In the part of the country where I now reside, bootlegging was an honorable occupation during prohibition. It put food on the table, and a great many residents will proudly point to a bootlegging ancestor. I truly think that most people don’t think of those ancestors as dishonest as much as they might think the law had been dishonest. In other words, we aren’t necessarily admiring these ancestors as scalawags but as people who fought fate and strived to survive or make a living in the face of adversity.

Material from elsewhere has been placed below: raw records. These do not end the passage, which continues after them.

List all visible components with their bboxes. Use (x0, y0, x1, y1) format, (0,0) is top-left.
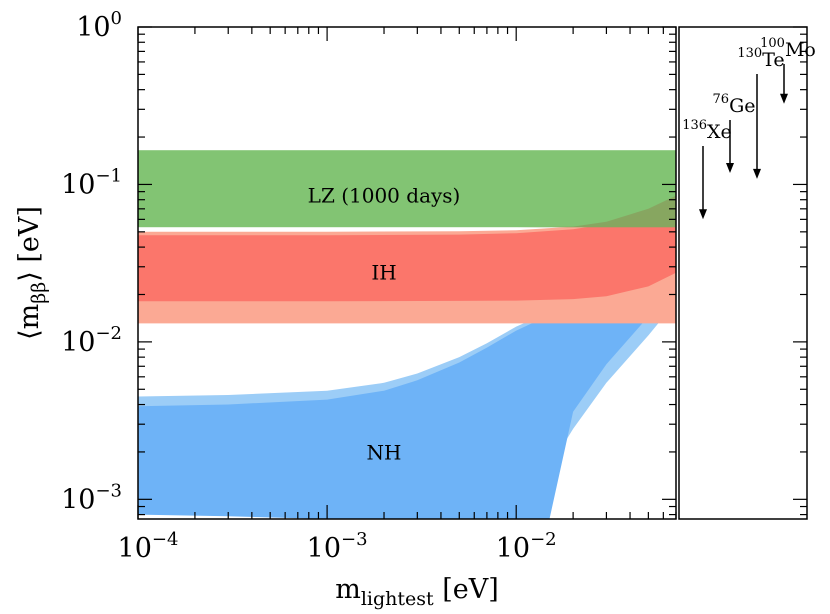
band-label-lz-1000-days: LZ (1000 days) (308, 184, 461, 208)
band-label-ih: IH (371, 261, 396, 285)
band-nh-1 (138, 274, 676, 519)
isotope-label: 130Te (737, 46, 784, 71)
band-lz-ih-overlap (138, 195, 676, 228)
axis-labels: 10−4 10−3 10−2 10−3 10−2 10−1 100 mlightest [eV… (14, 8, 557, 610)
isotope-label: 76Ge (713, 92, 756, 117)
isotope-panel-frame (678, 26, 808, 520)
y-tick-label: 10−2 (61, 323, 122, 358)
axis-ticks (137, 26, 807, 519)
x-tick-label: 10−4 (118, 529, 179, 564)
y-axis-label: ⟨mββ⟩ [eV] (14, 206, 50, 340)
isotope-limit-te: 130Te (737, 46, 785, 179)
limit-arrow-head (780, 93, 788, 104)
band-label-nh: NH (367, 441, 402, 465)
y-tick-label: 10−3 (61, 480, 122, 515)
isotope-label: 100Mo (760, 36, 816, 61)
y-tick-label: 100 (76, 8, 122, 43)
isotope-limit-xe: 136Xe (682, 118, 732, 220)
x-tick-label: 10−3 (307, 529, 368, 564)
band-lz-1000-days (138, 150, 676, 228)
limit-arrow-head (753, 168, 761, 179)
isotope-limit-ge: 76Ge (713, 92, 756, 173)
limit-arrow-head (726, 162, 734, 173)
main-plot-frame (137, 26, 677, 520)
isotope-limit-mo: 100Mo (760, 36, 816, 104)
limit-arrow-head (699, 209, 707, 220)
band-labels: LZ (1000 days) IH NH (308, 184, 461, 465)
band-ih-1 (138, 199, 676, 302)
x-axis-label: mlightest [eV] (335, 574, 499, 610)
bands-layer (138, 150, 676, 519)
x-tick-label: 10−2 (496, 529, 557, 564)
y-tick-label: 10−1 (61, 165, 122, 200)
isotope-label: 136Xe (682, 118, 732, 143)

Is it true then that we actually relish having a bad apple in our family tree? I’m not a psychiatrist—I don’t even play one on TV, but I do find the reprobates more interesting and certainly easier to live up to than the standard hero. They don’t set a high bar for behavior. We can look good by comparison.
But a person classified as a villain now might not necessarily have been a bad person in their own lifetime. For example, one friend had Tory ancestors during the Revolutionary War. At this point, we boo and hiss that alliance, but these people lost everything they had just by backing the wrong side, a side they believed was right. They had to start anew farther south. Another patriarch married beneath his station and was disinherited. This friend remarked: “Sometimes the interest isn’t that the person’s exploits are negative as such, but that they caused a sensation in a certain culture or era by going against the flow. Going against the society ‘norm’ will definitely make us sit up and take notice—perhaps cheering that person on.”

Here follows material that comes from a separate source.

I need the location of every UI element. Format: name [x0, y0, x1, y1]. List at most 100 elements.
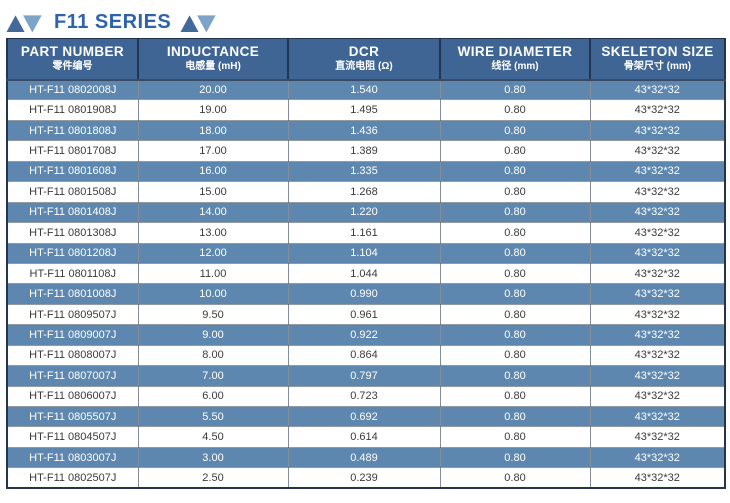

Some others do have people in their tree that were definitely outside the law. As an example, another friend had a member that rode with Quantrill’s Raiders and then with Jesse James. Now that entire band has been overly romanticized, but this lady knows her ancestral tree “leaf” for what he was. What she admires most is that, at his mother and sister’s request, he left his life of crime. One of the gang members murdered him for it. Sometimes rising above one’s past requires a heavy price.
Any of those family stories could be easily woven into all sorts of dire plots in which the ancestor could be either victim or accused, innocent or guilty. I asked criminal forensic psychologist, Dr. Paul G. Mattiuzzi, Ph.D what he thought about this appeal of scandalous rogues in our past. Dr. Mattiuzzi replied: “In general, people like to identify with others (including ancestors) who are famous or notable because it makes them feel important, special, unique, or significant themselves. It is easy to take pride in an accomplished family member. If the ancestor has notoriety, rather than fame, I think what people ask is: “What does that say about me and the kind of stock that I come from?”
Dr. Mattiuzzi added “People like to identify with the outlaw and the rebel, the nonconformist who didn’t choose to play by the rules. The people in your past are the characters in your life story or your personal mythology. Whether they are wonderful characters or not depends on the stories that are told about them and what you take from that. Who people choose to identify with says something about the individual. It also says something about how the story is told.”
So it seems what we actually admire are people with a sense of mystery about them. When we write or read mysteries, we want to be able to identify in part with the characters in the book. We want heroes who struggle with life rather than surmount all difficulties like a Greek god. And we generally prefer villains who had a touch of humanity about them, people that we can point to and say, “There but for the grace of God, go I.” We recognize those same characters in our own family trees.
From that perspective, even Buchanan could be a noteworthy ancestor.